Proteolytic samples for MS were quenched by addition of formic acid to a final concentration of 1% (vol/vol). Samples were desalted and separated by HPLC (Surveyor; Thermo Finnegan) on a Proto 300 C4 reverse-phase column with a 100-mm × 2.1-mm inner diameter and 5-μm particle size (Higgins Analytical, Inc.) using a mobile phase consisting of solvent A (0.1% formic acid in HPLC grade water) and solvent B (0.1% formic acid in acetonitrile). The samples were analyzed on an LTQ Orbitrap linear ion trap mass spectrometer system (Thermo Finnegan). Proteins were detected by full-scan MS mode (over an m/z of 300–2,000) in positive mode with the electrospray voltage set to 5 kV. Mass measurements of deconvoluted electrospray ionization mass spectra of the reversed-phase peaks were generated by Magtran software. Observed masses were within 0.01% error of calculated masses after accounting for cleavage of the N-terminal methionine (loss of 131 Da), a common occurrence for proteins expressed recombinantly in E. coli (39).

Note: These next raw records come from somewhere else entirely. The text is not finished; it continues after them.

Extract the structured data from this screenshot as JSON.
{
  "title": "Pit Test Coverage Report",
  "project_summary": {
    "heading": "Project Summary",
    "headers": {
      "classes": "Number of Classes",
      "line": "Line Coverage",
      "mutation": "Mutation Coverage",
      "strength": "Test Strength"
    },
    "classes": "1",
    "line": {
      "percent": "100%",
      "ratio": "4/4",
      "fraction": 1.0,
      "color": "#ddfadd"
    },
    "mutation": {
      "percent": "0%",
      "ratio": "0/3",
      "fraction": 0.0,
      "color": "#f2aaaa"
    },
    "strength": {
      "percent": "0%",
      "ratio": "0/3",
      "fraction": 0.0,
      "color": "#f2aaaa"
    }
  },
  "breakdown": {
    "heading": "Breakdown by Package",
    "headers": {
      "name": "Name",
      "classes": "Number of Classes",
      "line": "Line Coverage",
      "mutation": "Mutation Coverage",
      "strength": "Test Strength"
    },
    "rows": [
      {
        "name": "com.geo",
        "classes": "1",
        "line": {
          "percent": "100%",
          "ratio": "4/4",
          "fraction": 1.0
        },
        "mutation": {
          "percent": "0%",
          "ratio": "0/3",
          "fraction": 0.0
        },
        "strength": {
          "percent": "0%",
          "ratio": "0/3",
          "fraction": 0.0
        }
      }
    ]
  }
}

Differential Scanning Fluorimetry.

Stability of purified proteins was assessed by miniaturized differential scanning fluorimetry using SYPRO Orange dye (Sigma–Aldrich) (40). Proteins were diluted to 10 μM with 25 mM Hepes (pH 7.5), 200 mM NaCl, 5 mM DTT, and SYPRO Orange dye at a final concentration of twofold. Fifty-microliter aliquots of PER2^WT and PER2^Edo were plated in replicate (n = 6) into a 96-well PCR plate and sealed with optically clear film (Invitrogen). Thermal denaturation was performed in a ViiA7 Real-Time PCR instrument (Applied Biosystems) using changes to the default Melt Curve program as previously described (40). Raw fluorescence data were processed in Microsoft Excel, and T_ms were obtained by nonlinear regression of sigmoidal denaturation curves using GraphPad Prism 6 as previously described (40). Data shown are representative of three independent assays. The equilibrium constant for unfolding (K_U) was determined after estimating the fraction of protein unfolded (F_U) as a function of temperature using the following equation:

$${\mathrm{F}}_{\mathrm{U}}=\left(\mathrm{F}{\mathrm{l}}_{\mathrm{obs}}‒\mathrm{F}{\mathrm{l}}_{\text{native}}\right)/\left(\mathrm{F}{\mathrm{l}}_{\text{unfolded}}‒\mathrm{F}{\mathrm{l}}_{\text{native}}\right),$$

where Fl_obs corresponds to the fluorescence observed at a given temperature, Fl_native is the baseline fluorescence for natively folded protein, and Fl_unfolded corresponds to fluorescence at the upper plateau (determined after subtraction of postpeak fluorescence quenching). K_U was determined with the following equation:

$${\mathrm{K}}_{\mathrm{U}}={\mathrm{F}}_{\mathrm{U}}/\left(1-{\mathrm{F}}_{\mathrm{U}}\right),$$

and used to calculate the free energy for unfolding of WT and Edo protein at the T_m for WT PER2 PAS-AB domain (∼55 °C).